As always happens when I try to cut dried fruit, the bits stuck to each other, the knife, my fingers, etc. I tried dusting the bits of fruit with granulated sugar to keep them from clumping, but to no avail.

After mixing the batter I was instructed by the recipe to beat it for two minutes. Easier said than done.

Stringiest dough ever!

Added melted butter. Great. Now I have a stringy, greasy lump in the mixing bowl

Oddly enough no temperature was given for baking the muffins. I guessed (and it was a guess) that “moderate” (350 F) was appropriate.



Or maybe not. These muffins were supposed to bake for 20 minutes, but after just 15 they were indisputably “done”

Grapefruit Salad with Celery Seed Dressing

This salad is a no-go, at least the first part of it. Because of DH’s blood pressure meds I can’t serve grapefruit in any form—the only question is what to choose as a substitute…

Probably some sort of tart fruit salad—orange, maybe, or pineapple—would be the equivalent. But frankly, with so many fruit-based dishes already on the menu, I’m in the mood for something else. Bettina’s vegetable salad sound good—just slices of tomato and green pepper arranged on a lettuce leaf--and is supposed to go well with celery seed dressing.

Fortunately this salad dressing is a quick to make—no stovetop cooking required!

Very colorful, thanks to the paprika

Simply shake and serve. What could be easier?

Apple Sauce Cake

This cake is a good excuse for making homemade applesauce—a real treat I cooked a couple of months ago and promptly forgot about

The recipe calls for six apples but, as noted above, Bettina’s fruit tends to run smaller than mine. Given that fact I’m sure four modern apples will be more than enough.



A Thousand Ways To Please A Husband instructs cooks to always first core the apples first—a foolish waste of time, in my opinion. Trying to wrestle the core out of an uncut apple is almost impossible and leaves bruises on the fruit.

Four large apples cut into slices make for an amazing amount of pieces—so many, in fact, that I had to haul out my cast-iron bean pot to hold them all.
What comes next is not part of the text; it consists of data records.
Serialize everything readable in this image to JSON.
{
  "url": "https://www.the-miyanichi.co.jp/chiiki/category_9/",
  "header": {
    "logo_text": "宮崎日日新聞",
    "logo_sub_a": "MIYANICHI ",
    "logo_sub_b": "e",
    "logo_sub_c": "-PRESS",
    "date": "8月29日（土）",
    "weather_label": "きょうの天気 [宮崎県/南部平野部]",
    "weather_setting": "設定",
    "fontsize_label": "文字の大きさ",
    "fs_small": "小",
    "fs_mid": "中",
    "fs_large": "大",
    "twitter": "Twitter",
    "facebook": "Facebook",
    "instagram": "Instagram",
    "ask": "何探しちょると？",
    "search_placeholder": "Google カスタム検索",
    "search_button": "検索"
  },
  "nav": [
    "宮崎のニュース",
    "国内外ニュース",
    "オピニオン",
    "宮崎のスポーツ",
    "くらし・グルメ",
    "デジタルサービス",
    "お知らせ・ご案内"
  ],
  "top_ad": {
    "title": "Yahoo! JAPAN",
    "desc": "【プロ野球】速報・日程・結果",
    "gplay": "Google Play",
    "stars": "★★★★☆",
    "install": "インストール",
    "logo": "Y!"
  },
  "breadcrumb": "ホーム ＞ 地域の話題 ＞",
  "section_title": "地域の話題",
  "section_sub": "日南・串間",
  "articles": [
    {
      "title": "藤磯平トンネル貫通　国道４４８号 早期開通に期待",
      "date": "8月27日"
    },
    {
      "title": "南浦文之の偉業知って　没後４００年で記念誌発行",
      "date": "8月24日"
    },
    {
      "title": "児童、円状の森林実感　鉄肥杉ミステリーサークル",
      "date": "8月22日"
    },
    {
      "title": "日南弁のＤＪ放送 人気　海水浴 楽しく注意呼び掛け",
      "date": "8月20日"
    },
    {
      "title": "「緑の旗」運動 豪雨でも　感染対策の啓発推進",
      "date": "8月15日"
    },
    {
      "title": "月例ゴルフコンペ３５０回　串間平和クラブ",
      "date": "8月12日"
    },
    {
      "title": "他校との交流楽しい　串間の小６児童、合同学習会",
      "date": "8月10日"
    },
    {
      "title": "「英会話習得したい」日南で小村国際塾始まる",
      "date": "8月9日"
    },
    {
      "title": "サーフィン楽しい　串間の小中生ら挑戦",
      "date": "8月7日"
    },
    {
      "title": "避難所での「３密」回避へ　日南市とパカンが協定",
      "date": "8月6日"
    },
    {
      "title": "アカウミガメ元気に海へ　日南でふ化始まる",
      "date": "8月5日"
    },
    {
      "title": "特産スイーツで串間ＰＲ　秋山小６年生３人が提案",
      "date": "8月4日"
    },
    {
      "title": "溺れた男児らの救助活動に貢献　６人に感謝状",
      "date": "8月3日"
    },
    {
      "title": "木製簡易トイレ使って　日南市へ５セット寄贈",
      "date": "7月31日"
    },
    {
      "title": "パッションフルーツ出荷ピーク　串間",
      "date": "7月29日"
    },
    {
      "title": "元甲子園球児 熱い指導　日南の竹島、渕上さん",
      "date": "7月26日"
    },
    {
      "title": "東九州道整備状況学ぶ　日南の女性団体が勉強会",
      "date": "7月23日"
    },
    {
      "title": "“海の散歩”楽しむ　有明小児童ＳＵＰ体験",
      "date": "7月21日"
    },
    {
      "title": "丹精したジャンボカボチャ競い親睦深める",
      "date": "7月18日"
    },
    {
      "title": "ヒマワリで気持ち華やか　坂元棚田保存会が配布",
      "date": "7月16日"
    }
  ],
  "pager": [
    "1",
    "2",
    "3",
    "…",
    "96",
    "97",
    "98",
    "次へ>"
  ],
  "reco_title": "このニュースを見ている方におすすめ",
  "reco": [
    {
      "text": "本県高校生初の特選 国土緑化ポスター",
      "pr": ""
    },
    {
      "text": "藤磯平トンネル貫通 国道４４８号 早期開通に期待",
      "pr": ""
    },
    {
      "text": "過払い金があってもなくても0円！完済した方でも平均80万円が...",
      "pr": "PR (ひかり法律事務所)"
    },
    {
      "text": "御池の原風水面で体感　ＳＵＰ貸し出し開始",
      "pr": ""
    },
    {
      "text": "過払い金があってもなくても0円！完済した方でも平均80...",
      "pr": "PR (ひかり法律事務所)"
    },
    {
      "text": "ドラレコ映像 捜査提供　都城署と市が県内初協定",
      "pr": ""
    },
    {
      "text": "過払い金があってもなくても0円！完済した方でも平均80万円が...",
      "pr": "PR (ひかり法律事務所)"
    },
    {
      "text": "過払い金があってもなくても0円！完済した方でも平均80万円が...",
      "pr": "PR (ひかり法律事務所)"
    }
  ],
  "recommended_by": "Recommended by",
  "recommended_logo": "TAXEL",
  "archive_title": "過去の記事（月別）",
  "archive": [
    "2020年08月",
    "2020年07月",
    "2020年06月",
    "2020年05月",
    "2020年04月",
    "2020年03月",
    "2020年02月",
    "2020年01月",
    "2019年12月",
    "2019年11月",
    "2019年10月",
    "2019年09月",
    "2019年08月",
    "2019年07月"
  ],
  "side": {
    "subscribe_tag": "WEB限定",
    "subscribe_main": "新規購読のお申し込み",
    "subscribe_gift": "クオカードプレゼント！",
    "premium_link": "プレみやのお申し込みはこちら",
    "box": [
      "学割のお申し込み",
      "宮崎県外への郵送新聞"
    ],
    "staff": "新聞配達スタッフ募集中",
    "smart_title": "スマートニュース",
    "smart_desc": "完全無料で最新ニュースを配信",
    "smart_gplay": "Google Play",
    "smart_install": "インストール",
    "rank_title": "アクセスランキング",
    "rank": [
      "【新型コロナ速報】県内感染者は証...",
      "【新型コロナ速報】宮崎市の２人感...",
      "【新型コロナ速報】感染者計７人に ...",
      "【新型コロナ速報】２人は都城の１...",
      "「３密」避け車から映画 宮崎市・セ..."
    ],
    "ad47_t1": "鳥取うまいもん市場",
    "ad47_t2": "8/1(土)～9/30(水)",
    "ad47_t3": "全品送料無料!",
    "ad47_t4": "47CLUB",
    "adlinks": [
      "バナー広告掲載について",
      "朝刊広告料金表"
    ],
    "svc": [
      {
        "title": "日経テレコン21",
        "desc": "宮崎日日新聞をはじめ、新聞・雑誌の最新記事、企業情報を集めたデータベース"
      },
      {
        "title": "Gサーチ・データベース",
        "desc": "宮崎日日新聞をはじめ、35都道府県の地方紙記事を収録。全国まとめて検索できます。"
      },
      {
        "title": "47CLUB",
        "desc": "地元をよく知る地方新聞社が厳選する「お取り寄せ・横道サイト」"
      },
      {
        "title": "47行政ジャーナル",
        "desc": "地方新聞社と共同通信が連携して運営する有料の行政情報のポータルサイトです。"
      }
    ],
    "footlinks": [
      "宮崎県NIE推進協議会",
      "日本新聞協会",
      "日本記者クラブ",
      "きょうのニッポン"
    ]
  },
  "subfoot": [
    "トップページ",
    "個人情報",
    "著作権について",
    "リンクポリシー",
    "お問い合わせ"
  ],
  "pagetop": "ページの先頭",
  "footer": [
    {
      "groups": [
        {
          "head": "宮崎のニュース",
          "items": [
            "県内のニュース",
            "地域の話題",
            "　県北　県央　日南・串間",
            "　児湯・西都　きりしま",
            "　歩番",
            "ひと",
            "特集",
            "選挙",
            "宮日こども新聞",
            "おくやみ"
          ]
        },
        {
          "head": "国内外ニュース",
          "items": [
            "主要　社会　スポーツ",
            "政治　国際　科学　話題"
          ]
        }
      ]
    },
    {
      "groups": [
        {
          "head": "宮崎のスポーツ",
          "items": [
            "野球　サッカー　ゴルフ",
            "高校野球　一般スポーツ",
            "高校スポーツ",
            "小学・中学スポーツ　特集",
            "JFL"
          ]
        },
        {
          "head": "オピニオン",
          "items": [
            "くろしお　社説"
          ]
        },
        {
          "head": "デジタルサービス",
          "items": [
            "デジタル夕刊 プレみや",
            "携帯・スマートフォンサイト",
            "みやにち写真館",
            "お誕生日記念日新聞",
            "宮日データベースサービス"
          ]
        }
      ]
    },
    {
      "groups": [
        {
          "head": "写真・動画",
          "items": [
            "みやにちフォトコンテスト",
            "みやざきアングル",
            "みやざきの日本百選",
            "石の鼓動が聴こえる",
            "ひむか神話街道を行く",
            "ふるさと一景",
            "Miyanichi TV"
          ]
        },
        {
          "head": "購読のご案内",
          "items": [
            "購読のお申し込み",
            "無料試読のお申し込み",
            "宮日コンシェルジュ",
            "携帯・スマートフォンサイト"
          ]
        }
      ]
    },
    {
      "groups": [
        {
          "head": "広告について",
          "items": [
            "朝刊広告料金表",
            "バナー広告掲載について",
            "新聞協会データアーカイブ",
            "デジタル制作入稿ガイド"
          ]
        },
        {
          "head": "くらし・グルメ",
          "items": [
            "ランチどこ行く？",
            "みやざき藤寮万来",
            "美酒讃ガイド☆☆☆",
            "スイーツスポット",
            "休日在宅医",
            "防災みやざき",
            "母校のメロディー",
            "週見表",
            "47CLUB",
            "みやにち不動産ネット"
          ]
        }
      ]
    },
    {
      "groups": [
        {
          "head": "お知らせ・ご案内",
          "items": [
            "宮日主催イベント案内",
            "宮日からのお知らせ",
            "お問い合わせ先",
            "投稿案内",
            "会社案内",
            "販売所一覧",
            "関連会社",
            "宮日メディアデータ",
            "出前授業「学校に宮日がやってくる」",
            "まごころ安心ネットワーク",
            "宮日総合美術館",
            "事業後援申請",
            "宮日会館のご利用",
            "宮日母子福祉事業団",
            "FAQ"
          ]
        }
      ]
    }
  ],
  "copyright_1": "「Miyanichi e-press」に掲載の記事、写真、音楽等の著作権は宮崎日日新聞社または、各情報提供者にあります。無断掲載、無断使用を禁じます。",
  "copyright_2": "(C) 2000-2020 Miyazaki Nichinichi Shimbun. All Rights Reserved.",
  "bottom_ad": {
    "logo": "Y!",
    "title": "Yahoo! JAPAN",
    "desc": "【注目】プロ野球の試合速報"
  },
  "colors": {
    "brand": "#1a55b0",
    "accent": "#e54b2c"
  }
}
Took a long time (more than I had) to cook these down

Tried to speed the process up by using a potato masher

Worked great!

I left the cooked sauce warming on the back of the stove while I mixed up the batter. For whatever reason the recipe specified that the sauce had to be hot before being mixed into the muffin batter.

Looks and smells good


Into a parchment-covered pan and then the oven...

Chocolate

Chocolate? What kind of chocolate? Chocolate for drinking out of mugs, to spread on the cake, or what?

The menu doesn’t specify so, despite the maddening heat, I decided that hot chocolate would be taste good.



My, this brings back memories! Bettina prepared hot chocolate for the “pick me up supper” she and Bob ate on the night they returned from their honeymoon. A bottle of champagne or wine might have been more appropriate, but of course this was 1918—the eve of the 18th Amendment and Federal Prohibition.

How It Looked


Dinner for two tonight as DH has to work late. Ordinarily I'd be disappointed by his absence, but given my doubts about that hash I'm rather relieved he won't be here to taste it!